Not very surprisingly, face-to-face interactions really make the biggest difference. Nothing is better than having a person to guide you through using a resource (and making sure you’re using the right one), which is why some seven years ago we increased our training efforts substantially. We now run a huge number of courses on the Genome Campus in Cambridge and deliver an even larger number around the globe.
All this training is coordinated in one team, but of course training is embedded in all the different resource teams so the people actually leading the courses really know their stuff. I know first-hand from days as co-lead of Ensembl how effective this can be.
These courses have been taken out to over 200 sites in close to 30 countries, and they’ve reached more than 7000 people. But as I said, bioinformatics is growing fast and face-to-face training is just really hard to scale up. One way we are dealing with that is through a train-the-trainer programme, which we run in lots of different places, and while it’s effective, it’s just not enough.

Training online

So about three years ago we launched Train online, an e-learning platform set up to help molecular biologists figure out how to make the best use of our resources, dipping in as time permits. We now have 43 online courses, and over 60,000 people from close to 200 countries have visited Train online this year alone (effectively doubling the number we had this time last year).
Location of Visitors to Train Online

Good content first

These training materials are put together by teams of people who put a lot of effort into making them engaging and motivating. The way people learn individually (specifically, using online tools) is rather different from the way they learn through interacting with another person, so we try to accommodate this in a number of ways, for example making more ‘bite-sized’ courses.
Face-to-face training happens in real time and is fairly fluid, and there is a lot of preparation that goes on right up to the moment a course starts.
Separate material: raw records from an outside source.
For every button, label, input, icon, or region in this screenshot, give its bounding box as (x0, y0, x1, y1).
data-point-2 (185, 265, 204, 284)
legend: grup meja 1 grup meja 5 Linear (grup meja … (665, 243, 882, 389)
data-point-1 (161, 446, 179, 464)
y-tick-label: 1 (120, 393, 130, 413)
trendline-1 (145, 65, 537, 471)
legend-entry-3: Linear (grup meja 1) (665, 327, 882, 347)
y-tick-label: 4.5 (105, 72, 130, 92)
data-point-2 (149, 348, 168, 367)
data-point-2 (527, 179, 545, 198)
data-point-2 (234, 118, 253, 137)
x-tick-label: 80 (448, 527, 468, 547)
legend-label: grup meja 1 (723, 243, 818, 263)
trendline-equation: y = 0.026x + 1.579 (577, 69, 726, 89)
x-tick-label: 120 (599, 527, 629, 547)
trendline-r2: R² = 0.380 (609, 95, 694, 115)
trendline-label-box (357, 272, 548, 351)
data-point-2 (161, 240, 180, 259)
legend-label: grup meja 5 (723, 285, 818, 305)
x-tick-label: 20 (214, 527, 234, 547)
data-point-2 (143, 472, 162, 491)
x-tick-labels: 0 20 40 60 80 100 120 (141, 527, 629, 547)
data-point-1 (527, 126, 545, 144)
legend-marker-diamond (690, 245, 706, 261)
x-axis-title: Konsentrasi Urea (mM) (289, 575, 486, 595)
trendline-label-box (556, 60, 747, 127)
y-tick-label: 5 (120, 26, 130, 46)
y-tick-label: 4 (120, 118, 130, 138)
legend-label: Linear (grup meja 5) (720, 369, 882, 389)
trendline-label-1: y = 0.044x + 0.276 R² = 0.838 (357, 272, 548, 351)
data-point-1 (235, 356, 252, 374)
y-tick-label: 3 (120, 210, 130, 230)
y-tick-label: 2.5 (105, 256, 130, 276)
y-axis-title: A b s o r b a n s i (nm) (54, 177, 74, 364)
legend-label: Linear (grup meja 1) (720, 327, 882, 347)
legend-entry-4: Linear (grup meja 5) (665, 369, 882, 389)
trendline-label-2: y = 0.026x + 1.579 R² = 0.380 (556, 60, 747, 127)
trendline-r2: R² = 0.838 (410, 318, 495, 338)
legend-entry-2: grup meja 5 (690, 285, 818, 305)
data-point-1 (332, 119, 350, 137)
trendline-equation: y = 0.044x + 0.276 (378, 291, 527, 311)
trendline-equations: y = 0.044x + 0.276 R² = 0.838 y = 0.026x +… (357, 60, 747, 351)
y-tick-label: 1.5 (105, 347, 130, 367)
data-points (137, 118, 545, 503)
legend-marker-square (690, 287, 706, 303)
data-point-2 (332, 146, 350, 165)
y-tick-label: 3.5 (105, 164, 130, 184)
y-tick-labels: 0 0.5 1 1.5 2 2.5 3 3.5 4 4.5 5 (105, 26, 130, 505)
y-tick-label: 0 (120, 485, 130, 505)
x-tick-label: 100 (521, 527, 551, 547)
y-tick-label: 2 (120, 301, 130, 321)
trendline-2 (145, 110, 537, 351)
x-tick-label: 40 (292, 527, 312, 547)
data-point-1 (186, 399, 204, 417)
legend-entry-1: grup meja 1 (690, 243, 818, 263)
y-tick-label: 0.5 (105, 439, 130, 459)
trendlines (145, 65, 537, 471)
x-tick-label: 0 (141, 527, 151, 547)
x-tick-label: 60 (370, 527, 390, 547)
The workflow for e-learning, on the other hand, needs constant reviewing and refreshing to stay current, so someone with adequate expertise needs to stay on it.
(As a point of interest, we assign DOIs to our courses so that the authors get recognition for their work and so we can track citations of them.)

Production value matters

As bioinformatics and computational techniques become increasingly important to more and more applied fields – healthcare, agriculture, environmental research and others – we will need to continue to innovate around how we train people. That means anything from new, effective methods for training educators to making e-learning platforms like Train online as interactive as possible.
High-quality online courses need be inviting to explore, so that you remember what you learn and are inspired to learn more. That requires significant infrastructure behind it. You need much more than just the technical capacity to set things up properly on the web – you need video equipment, editing and production workflows, video hosting and a great interface… but more than anything, you need solid in-house UX and multimedia expertise and you have to be ready to use it.

Who needs it?

A rough, back-of-the-envelope calculation estimates that there are up to 2 million life science researchers worldwide, and depending on how you count all healthcare-related research that number could go up to 4 million. If 100,000 people use Train online this year, our online learning resource alone will reach between 2% and 10% of the scientists who probably need bioinformatics training. That’s a pretty good start, but there’s a long way to go.

So if you haven’t had a look at Train online yet, please do – you might be surprised. It’s one innovation we’re particularly proud of, and we’re looking forward to seeing more in the future.